11 de JANEIRO DE 1974 III SÉRIE – NÚMERO 9
SOCIEDADE PORTUGUESA DE ANATOMIA PATOLÓGICA
ESTATUTO
CAPÍTULO I
Dos objectivos e constituição
ARTIGO 1.º
A Sociedade Portuguesa de Anatomia Patológica é uma associação destinada a reunir, com vista ao aperfeiçoamento e progresso científico desta especialidade, os médicos que se interessam pelos assuntos a ela respeitantes e, excepcionalmente, outras individualidades que possam concorrer para o mesmo fim. Com idêntico objectivo poderá esta sociedade representar, no País, sociedades internacionais congéneres e delas fazer parte como membro efectivo.
ARTIGO 2.º
A sociedade, com sede em Lisboa, no Instituto de Anatomia Patológica da Faculdade de Medicina de Lisboa, freguesia do Campo Grande, é constituída por membros efectivos ou titulares, membros honorários e membros agregados, nacionais e estrangeiros.
ARTIGO 3.º
São membros titulares os médicos que pratiquem a especialidade, colaborem nos trabalhos da sociedade e paguem as quotas a estabelecer em assembleia geral.
ARTIGO 4.º
Poderão ser membros honorários pessoas que – mediante proposta da direcção, devidamente justificada em função dos altos serviços prestados à especialidade ou pelo mérito dos seus trabalhos científicos – sejam consideradas pela assembleia geral dignas dessa distinção.
ARTIGO 5.º
São membros agregados os médicos que, embora não consagrados à prática da especialidade, por ela tenham e demonstrem particular interesse. Podem também ser sócios agregados diplomados com outros cursos superiores que se dediquem à anatomia patológica, em qualquer dos seus ramos, no âmbito de outras profissões. Os membros agregados só não poderão eleger nem ser eleitos para os corpos directivos.
§ único.
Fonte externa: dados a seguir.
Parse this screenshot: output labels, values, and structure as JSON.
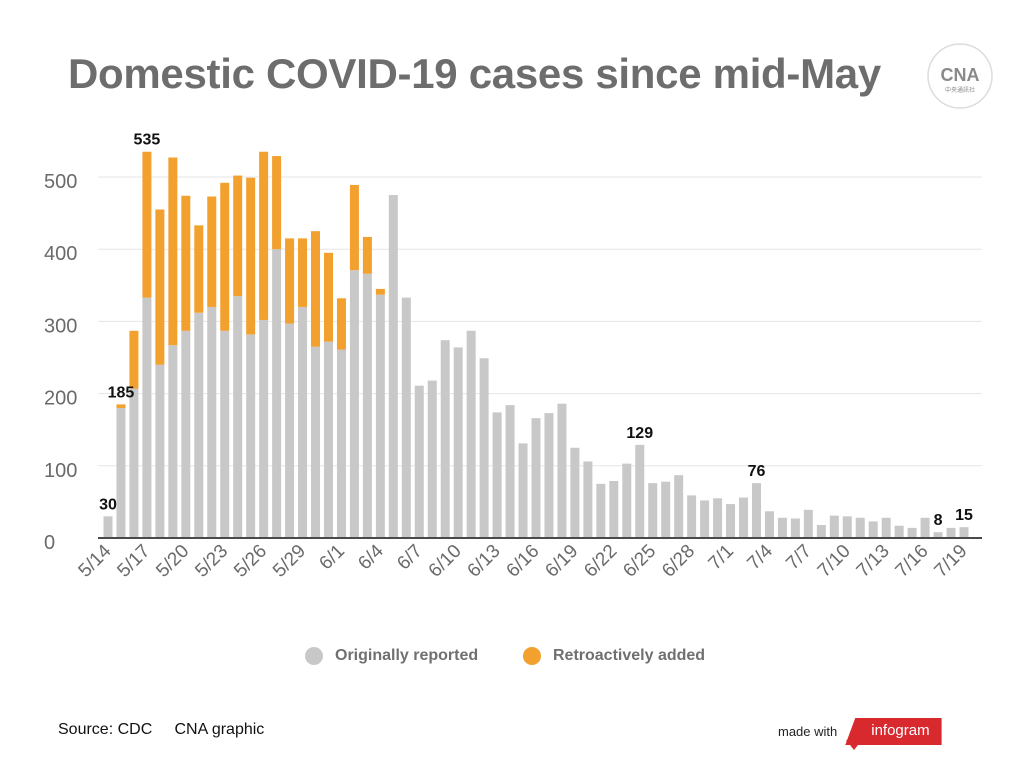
{
  "title": "Domestic COVID-19 cases since mid-May",
  "logo": {
    "name": "cna-logo",
    "text": "CNA",
    "subtext": "中央通訊社"
  },
  "colors": {
    "original": "#c8c8c8",
    "retro": "#f2a02e",
    "grid": "#e6e6e6",
    "axis": "#4a4a4a",
    "tick": "#6a6a6a"
  },
  "legend": [
    {
      "label": "Originally reported",
      "color": "#c8c8c8"
    },
    {
      "label": "Retroactively added",
      "color": "#f2a02e"
    }
  ],
  "footer": {
    "source": "Source: CDC",
    "credit": "CNA graphic",
    "made_with": "made with",
    "brand": "infogram"
  },
  "chart_data": {
    "type": "bar",
    "stacked": true,
    "title": "Domestic COVID-19 cases since mid-May",
    "ylim": [
      0,
      540
    ],
    "yticks": [
      0,
      100,
      200,
      300,
      400,
      500
    ],
    "grid": true,
    "legend_position": "bottom",
    "categories": [
      "5/14",
      "5/15",
      "5/16",
      "5/17",
      "5/18",
      "5/19",
      "5/20",
      "5/21",
      "5/22",
      "5/23",
      "5/24",
      "5/25",
      "5/26",
      "5/27",
      "5/28",
      "5/29",
      "5/30",
      "5/31",
      "6/1",
      "6/2",
      "6/3",
      "6/4",
      "6/5",
      "6/6",
      "6/7",
      "6/8",
      "6/9",
      "6/10",
      "6/11",
      "6/12",
      "6/13",
      "6/14",
      "6/15",
      "6/16",
      "6/17",
      "6/18",
      "6/19",
      "6/20",
      "6/21",
      "6/22",
      "6/23",
      "6/24",
      "6/25",
      "6/26",
      "6/27",
      "6/28",
      "6/29",
      "6/30",
      "7/1",
      "7/2",
      "7/3",
      "7/4",
      "7/5",
      "7/6",
      "7/7",
      "7/8",
      "7/9",
      "7/10",
      "7/11",
      "7/12",
      "7/13",
      "7/14",
      "7/15",
      "7/16",
      "7/17",
      "7/18",
      "7/19"
    ],
    "xticks": [
      "5/14",
      "5/17",
      "5/20",
      "5/23",
      "5/26",
      "5/29",
      "6/1",
      "6/4",
      "6/7",
      "6/10",
      "6/13",
      "6/16",
      "6/19",
      "6/22",
      "6/25",
      "6/28",
      "7/1",
      "7/4",
      "7/7",
      "7/10",
      "7/13",
      "7/16",
      "7/19"
    ],
    "series": [
      {
        "name": "Originally reported",
        "values": [
          30,
          180,
          207,
          333,
          240,
          267,
          287,
          312,
          320,
          287,
          335,
          282,
          302,
          400,
          297,
          320,
          265,
          272,
          261,
          371,
          366,
          337,
          475,
          333,
          211,
          218,
          274,
          264,
          287,
          249,
          174,
          184,
          131,
          166,
          173,
          186,
          125,
          106,
          75,
          79,
          103,
          129,
          76,
          78,
          87,
          59,
          52,
          55,
          47,
          56,
          76,
          37,
          28,
          27,
          39,
          18,
          31,
          30,
          28,
          23,
          28,
          17,
          14,
          28,
          8,
          14,
          15
        ]
      },
      {
        "name": "Retroactively added",
        "values": [
          0,
          5,
          80,
          202,
          215,
          260,
          187,
          121,
          153,
          205,
          167,
          217,
          233,
          129,
          118,
          95,
          160,
          123,
          71,
          118,
          51,
          8,
          0,
          0,
          0,
          0,
          0,
          0,
          0,
          0,
          0,
          0,
          0,
          0,
          0,
          0,
          0,
          0,
          0,
          0,
          0,
          0,
          0,
          0,
          0,
          0,
          0,
          0,
          0,
          0,
          0,
          0,
          0,
          0,
          0,
          0,
          0,
          0,
          0,
          0,
          0,
          0,
          0,
          0,
          0,
          0,
          0
        ]
      }
    ],
    "annotations": [
      {
        "label": "30",
        "category": "5/14",
        "value": 30
      },
      {
        "label": "185",
        "category": "5/15",
        "value": 185
      },
      {
        "label": "535",
        "category": "5/17",
        "value": 535
      },
      {
        "label": "129",
        "category": "6/24",
        "value": 129
      },
      {
        "label": "76",
        "category": "7/3",
        "value": 76
      },
      {
        "label": "8",
        "category": "7/17",
        "value": 8
      },
      {
        "label": "15",
        "category": "7/19",
        "value": 15
      }
    ]
  }
}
A eleição dos membros será feita em assembleia geral, sob proposta de dois membros titulares.
CAPÍTULO II
Da direcção
ARTIGO 6.º
A sociedade tem uma direcção composta de: um presidente, um vice-presidente, um secretário e dois vogais (um deles servindo de tesoureiro).
ARTIGO 7.º
A direcção será eleita pela assembleia geral entre os membros titulares, sob proposta de dois deles, e terá um exercício de dois anos, contados a partir da data da homologação superior da eleição.
ARTIGO 8.º
O presidente, o vice-presidente e o secretário devem pertencer, sempre que possível, a zonas diferentes, Norte, Centro e Sul do País.
ARTIGO 9.º
A direcção poderá ser eleita para os mandatos que a assembleia geral entender, mas nunca mais de duas vezes seguidas.
ARTIGO 10.º
Os sócios eleitos para os corpos gerentes e os eleitos ou nomeados para quaisquer funções de direcção, selecção ou orientação só podem entrar em exercício depois de o Ministro da Educação Nacional ter sancionado a eleição ou nomeação.
CAPÍTULO III
Da assembleia geral
ARTIGO 11.º
A assembleia geral, constituída por membros titulares ou efectivos, reúne-se de dois em dois anos.
ARTIGO 12.º
A assembleia geral pode reunir-se extraordinariamente sempre que o seu presidente assim o entender ou for pedido pelos associados, em número não inferior a dez.
ARTIGO 13.º
A mesa da assembleia geral é composta por um presidente, um vice-presidente e dois secretários eleitos na mesma ocasião da direcção da sociedade e também por períodos renováveis nas mesmas condições desta última.
ARTIGO 14.º
A assembleia reúne-se para:
1.º Ouvir e apreciar o relatório e contas de direcção;
2.º Proceder à eleição da direcção e da mesa da assembleia geral;
3.º Tratar de assuntos referentes à organização das reuniões científicas ou de outros de interesse para a sociedade.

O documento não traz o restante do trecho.